In 1999, the nonprofit Natural Resources Defense Council sued the agency for failing to meet its deadline of launching the program that year. The case was settled when the EPA committed to new deadlines and agreed to send progress reports to the Natural Resources Defense Council, which the agency did.

In 2005, the nonprofits Physicians Committee for Responsible Medicine and People for the Ethical Treatment of Animals sued the agency over its continued mishandling of the program and failure to meet new statutory deadlines. That suit was dismissed the following year when the court ruled that the plaintiffs lacked standing.

EPA points to progress 

Another 15 years passed. Then came a report from the EPA Office of Inspector General — an independent oversight organization within the agency that performs audits, evaluations and investigations — concluding the program had made “limited progress,” had not performed required testing and lacked an effective system of internal controls.

The report also outlined 10 new recommendations with 10 new deadlines, which EPA staff agreed to — but again, in multiple instances, proceeded to miss. The white paper released for public comment in mid-January was supposed to be out by the end of 2021.

Nevertheless, Li, who joined the EPA in 2021 after serving in leadership roles at the nonprofits Defenders of Wildlife and Environmental Policy Innovation Center, told EHN that publication of the document — the program’s first official action in nearly eight years — constitutes a critical turning point.

“The important takeaway from the white paper is that it will help us to expedite implementation of the [screening program],” he said. “We see this science as important to helping us speed up implementation … so that we can take the necessary protective measures for human health and wildlife.”

‘The program is failing’ 

The program’s budget for the fiscal year 2023 is $7.61 million, up from $7.57 million in 2022 and $7.5 million in 2021.

But funding alone doesn’t tell the story, Li admits, and the Inspector General report confirms in prior years, some program staff was instructed to “treat the Endocrine Disruptor Screening Program as if [it] had been eliminated from the EPA’s budget even though Congress funded the program.”
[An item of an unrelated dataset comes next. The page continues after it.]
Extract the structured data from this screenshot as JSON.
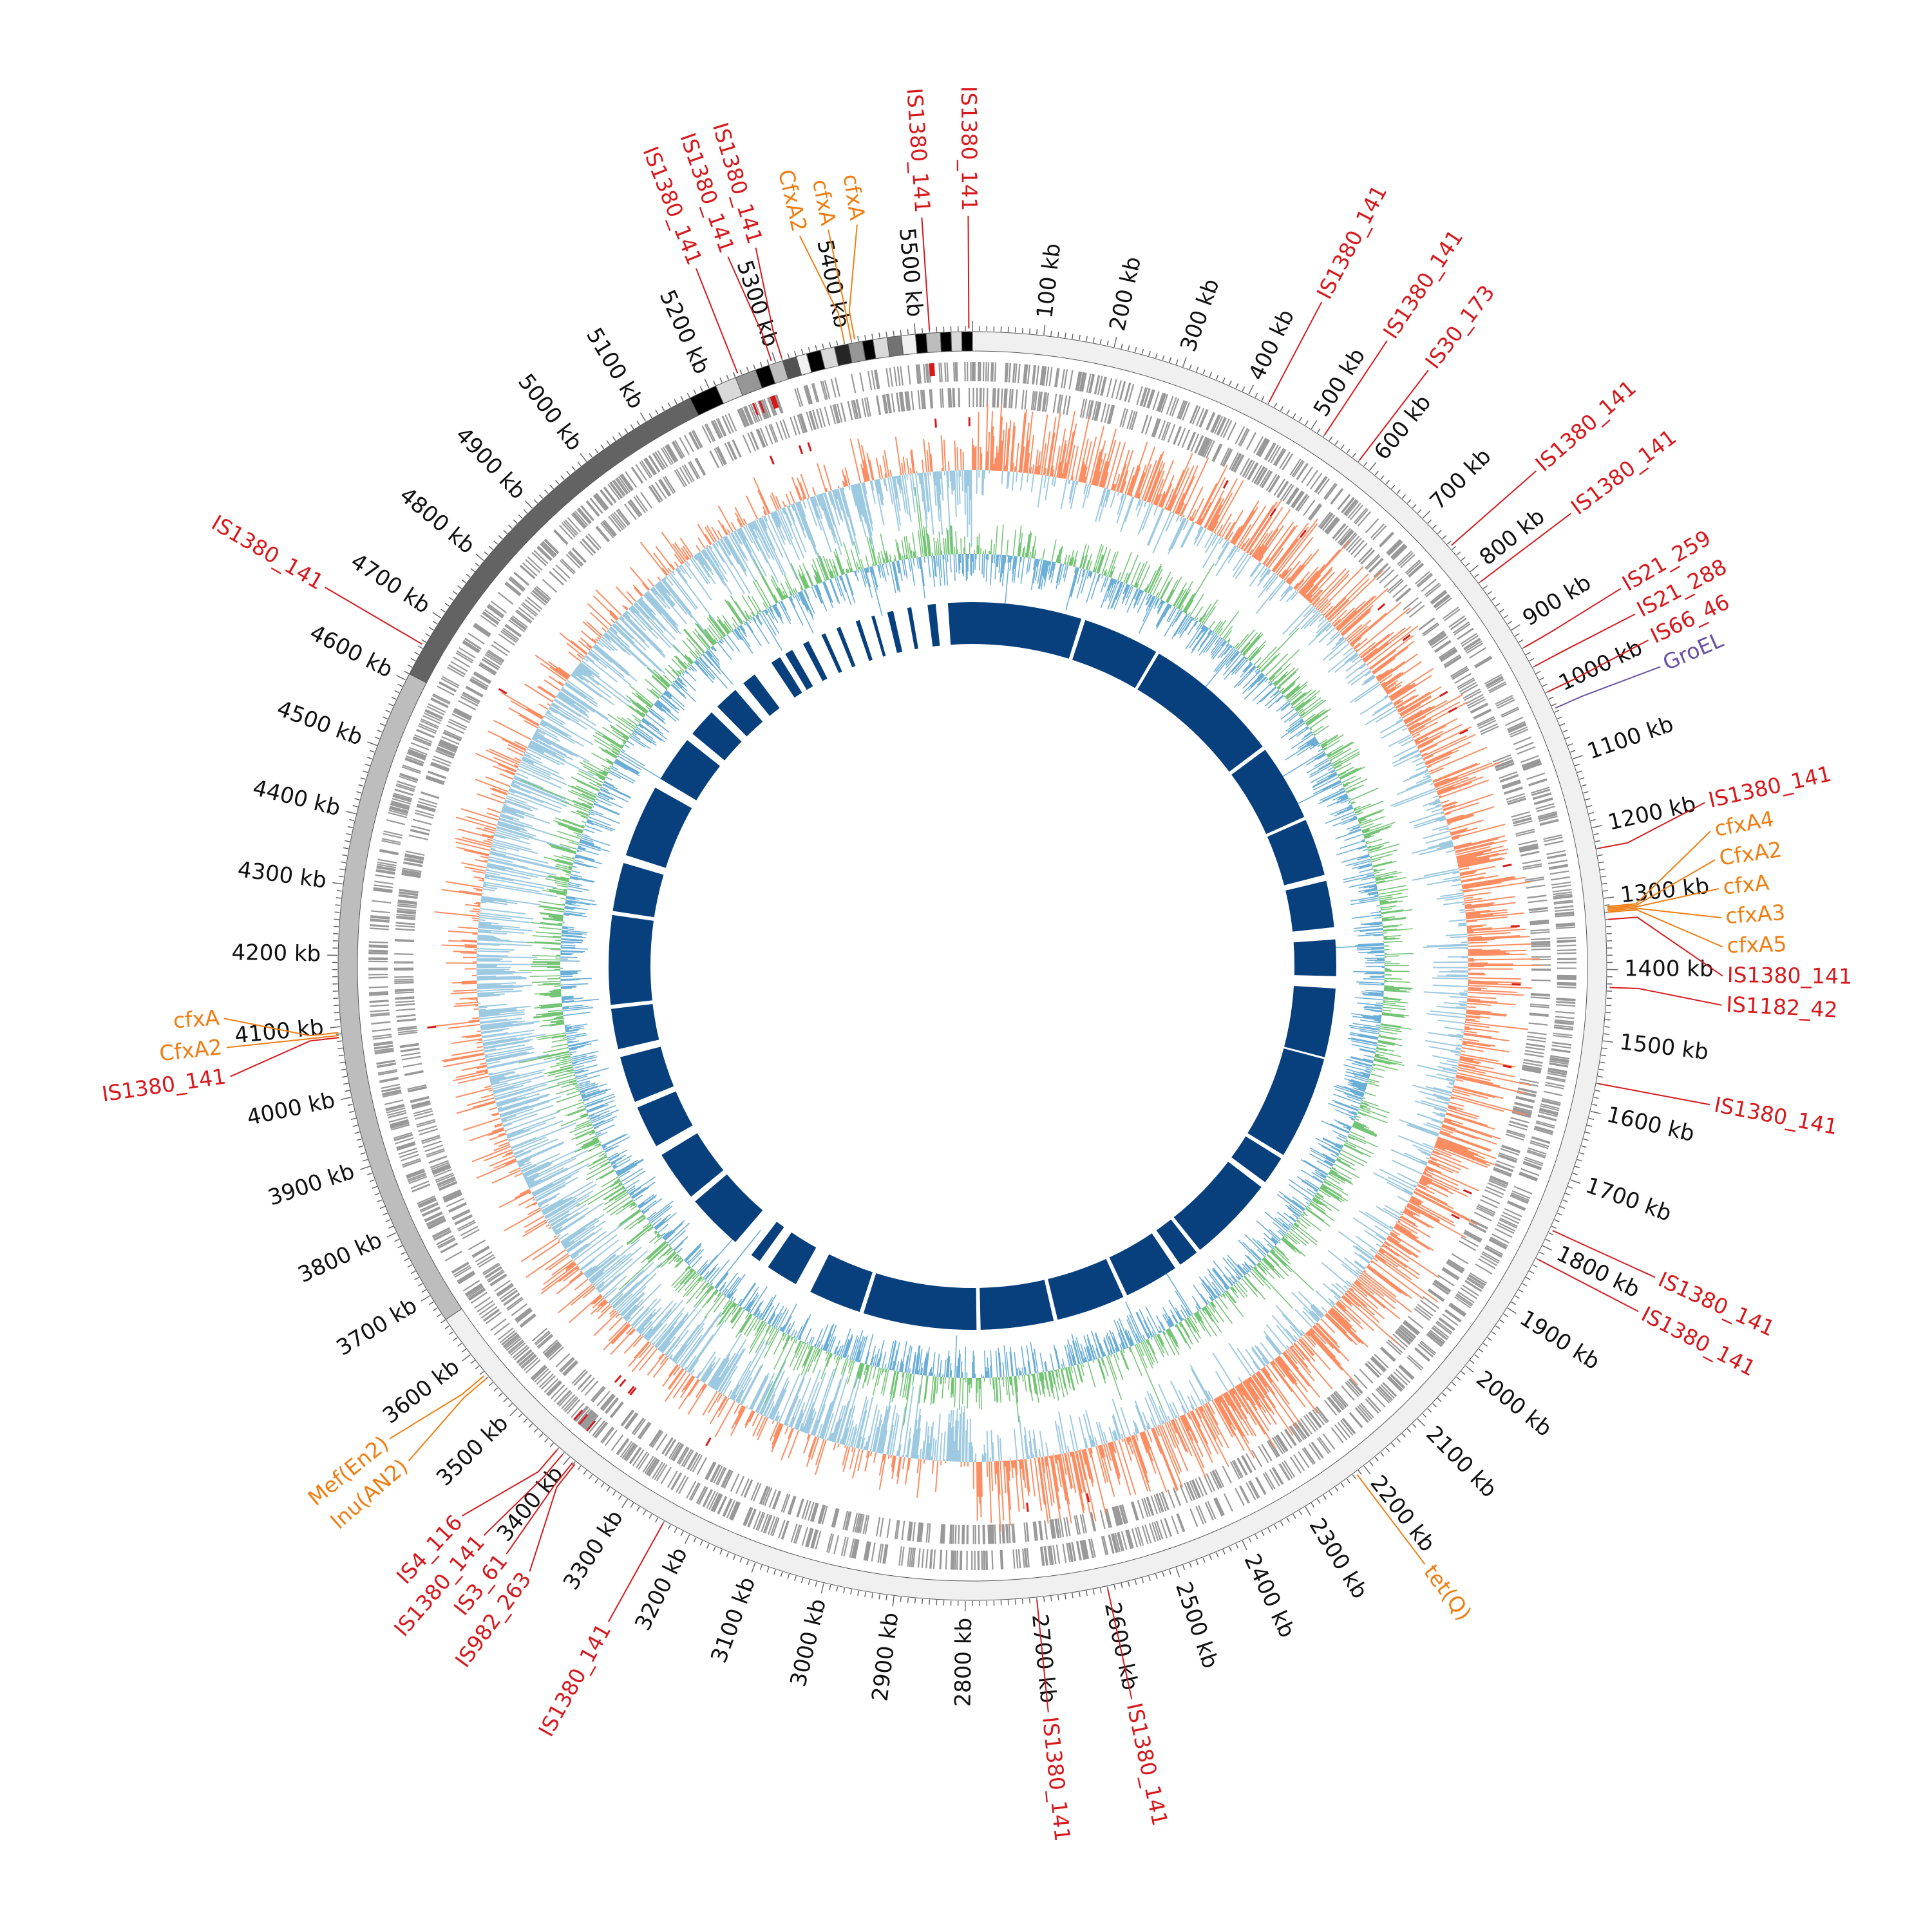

The inability of the program to accomplish its federally mandated goals is more than a legal technicality, University of Massachusetts environmental health scientist Laura Vandenberg told EHN.

Vandenberg, along with environmental consultant Maricel Maffini, coauthored a 2022 article in the journal Frontiers in Toxicology on the program’s long-running impotence.

Independent testing in Vandenberg’s lab and elsewhere have already confirmed endocrine-disrupting activity in many of the compounds in question, she said.

Vandenberg said:

“We know that there are chemicals being used in pesticides that are endocrine disruptors. I already have the answers for a lot of these chemicals, and the fact that they have yet to determine that they are endocrine disruptors is evidence that the program is failing. The ultimate goal is protecting the public, improving the science and holding the agency and the producers responsible.”

If past rulings are any guide, the inclusion of plaintiffs like the Berkeley-based Pesticide Action Network of North America, which represents farmworkers and residents of rural communities who are most heavily exposed to pesticides, could make the lawsuit more effective at securing these goals than previous legal actions.

“One of [our] issue areas is in gaining greater health protections for those disproportionately impacted by pesticides,” staff scientist Emily Marquez, of Pesticide Action Network of North America, told EHN. “[We] joined this lawsuit with the Center for Food Safety to hold EPA accountable — and shed light on these dangerous compounds.”